Dopo tanti mesi di pausa, finalmente è tornata la nazionale. Prima dell’inizio del campionato, le rappresentative degli stati europei si sono affrontate nella Nations League 2020, competizione arrivata alla seconda edizione. L’Italia, in girone con Polonia, Olanda e Bosnia, ha disputato le prime due partite, piazzandosi in testa al girone.

La prima gara, disputata venerdì 4 settembre contro la Bosnia di Edin Dzeko, non è stata una bella partita. L’Italia, dobbiamo dirlo, ha giocato male. La partita è finita 1-1, con le reti per gli ospiti proprio del bomber della Roma, mentre per l’Italia ci ha pensato Sensi a riequilibrare il punteggio. Un pareggio che interrompe la strabiliante striscia di successi ottenuta da mister Mancini: undici vittorie consecutive, soprattutto dopo il disastro (pre)mondiale dell’Italia sono comunque un ottimo bottino.

La partita contro la Bosnia sembra, però, aver dato la carica agli azzurri, che ad Amsterdam contro la temibile Olanda hanno tirato fuori dal cilindro una prestazione entusiasmante.
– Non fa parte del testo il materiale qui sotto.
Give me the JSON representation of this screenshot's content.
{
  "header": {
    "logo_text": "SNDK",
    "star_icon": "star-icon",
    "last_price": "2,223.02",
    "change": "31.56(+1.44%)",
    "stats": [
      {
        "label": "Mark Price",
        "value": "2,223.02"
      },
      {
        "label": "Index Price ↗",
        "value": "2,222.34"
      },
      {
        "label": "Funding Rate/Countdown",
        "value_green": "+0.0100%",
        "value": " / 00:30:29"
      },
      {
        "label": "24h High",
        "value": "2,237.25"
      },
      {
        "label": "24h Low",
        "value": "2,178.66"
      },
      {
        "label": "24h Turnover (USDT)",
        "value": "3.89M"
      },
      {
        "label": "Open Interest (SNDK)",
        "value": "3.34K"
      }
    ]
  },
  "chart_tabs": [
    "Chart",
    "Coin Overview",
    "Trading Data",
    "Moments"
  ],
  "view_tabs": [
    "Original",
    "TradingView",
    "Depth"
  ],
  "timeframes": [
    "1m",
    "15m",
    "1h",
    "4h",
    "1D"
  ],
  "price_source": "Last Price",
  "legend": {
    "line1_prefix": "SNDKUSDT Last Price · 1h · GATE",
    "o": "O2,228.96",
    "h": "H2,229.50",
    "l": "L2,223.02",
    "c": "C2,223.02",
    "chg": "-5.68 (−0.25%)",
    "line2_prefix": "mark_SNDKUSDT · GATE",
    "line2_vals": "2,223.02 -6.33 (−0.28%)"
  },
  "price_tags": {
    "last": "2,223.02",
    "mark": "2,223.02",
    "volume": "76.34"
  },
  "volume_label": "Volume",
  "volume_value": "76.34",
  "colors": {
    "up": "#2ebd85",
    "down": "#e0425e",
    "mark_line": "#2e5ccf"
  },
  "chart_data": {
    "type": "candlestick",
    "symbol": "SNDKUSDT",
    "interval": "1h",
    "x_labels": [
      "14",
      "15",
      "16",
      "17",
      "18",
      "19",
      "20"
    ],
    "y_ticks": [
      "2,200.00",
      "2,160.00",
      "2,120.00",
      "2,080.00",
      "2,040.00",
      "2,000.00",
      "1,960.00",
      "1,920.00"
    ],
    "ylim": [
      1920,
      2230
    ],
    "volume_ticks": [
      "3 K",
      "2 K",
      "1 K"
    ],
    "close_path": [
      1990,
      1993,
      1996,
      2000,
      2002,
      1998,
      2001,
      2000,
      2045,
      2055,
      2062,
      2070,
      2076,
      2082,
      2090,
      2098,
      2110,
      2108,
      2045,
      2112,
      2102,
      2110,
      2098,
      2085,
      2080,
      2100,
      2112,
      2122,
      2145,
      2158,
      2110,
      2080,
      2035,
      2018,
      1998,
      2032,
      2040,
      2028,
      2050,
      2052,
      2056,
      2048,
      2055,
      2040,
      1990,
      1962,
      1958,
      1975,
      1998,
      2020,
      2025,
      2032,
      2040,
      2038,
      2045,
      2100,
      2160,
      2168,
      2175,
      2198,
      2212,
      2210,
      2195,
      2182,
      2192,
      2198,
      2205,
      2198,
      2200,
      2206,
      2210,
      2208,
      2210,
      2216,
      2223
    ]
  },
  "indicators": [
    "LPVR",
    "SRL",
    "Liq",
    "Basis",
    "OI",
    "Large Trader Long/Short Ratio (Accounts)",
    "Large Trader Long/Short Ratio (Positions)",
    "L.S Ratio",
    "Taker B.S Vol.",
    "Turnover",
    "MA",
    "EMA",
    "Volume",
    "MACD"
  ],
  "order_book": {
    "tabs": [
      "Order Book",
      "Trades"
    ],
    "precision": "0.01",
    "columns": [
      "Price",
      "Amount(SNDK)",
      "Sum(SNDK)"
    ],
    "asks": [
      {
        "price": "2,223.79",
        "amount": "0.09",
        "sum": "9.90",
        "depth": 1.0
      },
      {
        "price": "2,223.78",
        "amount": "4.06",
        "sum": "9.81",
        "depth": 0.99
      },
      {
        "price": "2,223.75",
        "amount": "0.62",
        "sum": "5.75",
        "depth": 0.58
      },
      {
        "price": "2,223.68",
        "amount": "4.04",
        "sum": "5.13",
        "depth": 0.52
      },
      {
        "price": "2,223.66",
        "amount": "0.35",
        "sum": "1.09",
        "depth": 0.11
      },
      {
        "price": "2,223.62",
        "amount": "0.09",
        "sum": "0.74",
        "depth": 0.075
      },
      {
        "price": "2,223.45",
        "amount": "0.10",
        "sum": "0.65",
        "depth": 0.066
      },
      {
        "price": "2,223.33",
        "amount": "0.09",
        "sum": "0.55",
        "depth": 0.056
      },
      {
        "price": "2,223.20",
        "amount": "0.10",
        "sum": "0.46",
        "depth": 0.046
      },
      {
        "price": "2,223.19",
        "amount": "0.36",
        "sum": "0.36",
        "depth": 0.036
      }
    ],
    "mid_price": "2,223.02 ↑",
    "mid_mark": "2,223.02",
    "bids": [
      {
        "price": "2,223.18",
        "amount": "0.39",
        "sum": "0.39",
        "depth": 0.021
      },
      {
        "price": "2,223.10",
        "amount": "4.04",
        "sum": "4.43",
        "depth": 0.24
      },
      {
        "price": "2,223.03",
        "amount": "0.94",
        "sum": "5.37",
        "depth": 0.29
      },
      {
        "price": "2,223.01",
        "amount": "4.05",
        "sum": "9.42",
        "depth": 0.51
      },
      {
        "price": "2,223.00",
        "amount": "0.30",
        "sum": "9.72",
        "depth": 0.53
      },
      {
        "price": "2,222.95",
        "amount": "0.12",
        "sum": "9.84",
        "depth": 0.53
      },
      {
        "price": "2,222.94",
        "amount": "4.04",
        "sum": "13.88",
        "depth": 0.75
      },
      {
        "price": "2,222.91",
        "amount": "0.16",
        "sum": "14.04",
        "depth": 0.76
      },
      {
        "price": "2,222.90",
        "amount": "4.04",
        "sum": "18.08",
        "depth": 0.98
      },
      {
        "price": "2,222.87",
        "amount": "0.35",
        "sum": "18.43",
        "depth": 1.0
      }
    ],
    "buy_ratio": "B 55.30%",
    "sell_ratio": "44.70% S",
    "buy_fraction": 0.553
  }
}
Pressing alto, velocità di manovra e precisione nei passaggi sono state le chiavi della vittoria contro gli Orange. A firmare il gol un bellissimo stacco di testa di Nicolò Barella a fine primo tempo, che stacca in mezzo ai giganti della difesa olandese.

Italia che domina per tutti e 90 i minuti ma che rischia di subire il gol del pareggio con van De Beek. Ci vuole uno straordinario Donnarumma che evita il gol del possibile (ma immeritato) 1-1. Negli azzurri tutti ottimi, in particolar modo Locatelli. Il giovane centrocampista, al suo debutto con la nazionale, mostra una personalità da veterano in mezzo al campo, dove si è trovato ad affrontare campioni come Donny van De Beek e, soprattutto, Frenkie de Jong, fuoriclasse del Barcellona.

Manuel Locatelli. Da www.eurosport.it

L’unica nota negativa a livello di prestazione, a nostro avviso, è stata Moise Kean. L’attaccante dell’Everton entra in campo al posto di Zaniolo ma dà l’impressione di essere abbastanza svogliato. Poca corsa e tanti sprechi, soprattutto in occasione del possibile 0-2, quando si è trovato da solo davanti a Cilessen ma ha sciupato tutto malamente.

Una vittoria macchiata, tuttavia, dal brutto infortunio di Zaniolo, che ha lasciato il campo sul finire del primo tempo. Il responso è dei peggiori: frattura del legamento crociato sinistro e sei mesi di stop. Gli auguriamo una rapida e pronta guarigione.

Le prime partite della Nations League 2020 si sono rivelate, comunque, dei buoni test per l’Italia; hanno permesso ai giocatori mettere minuti importanti nelle gambe per l’inizio della prossima stagione e di consolidare il loro gioco di squadra in vista degli Europei dell’anno prossimo.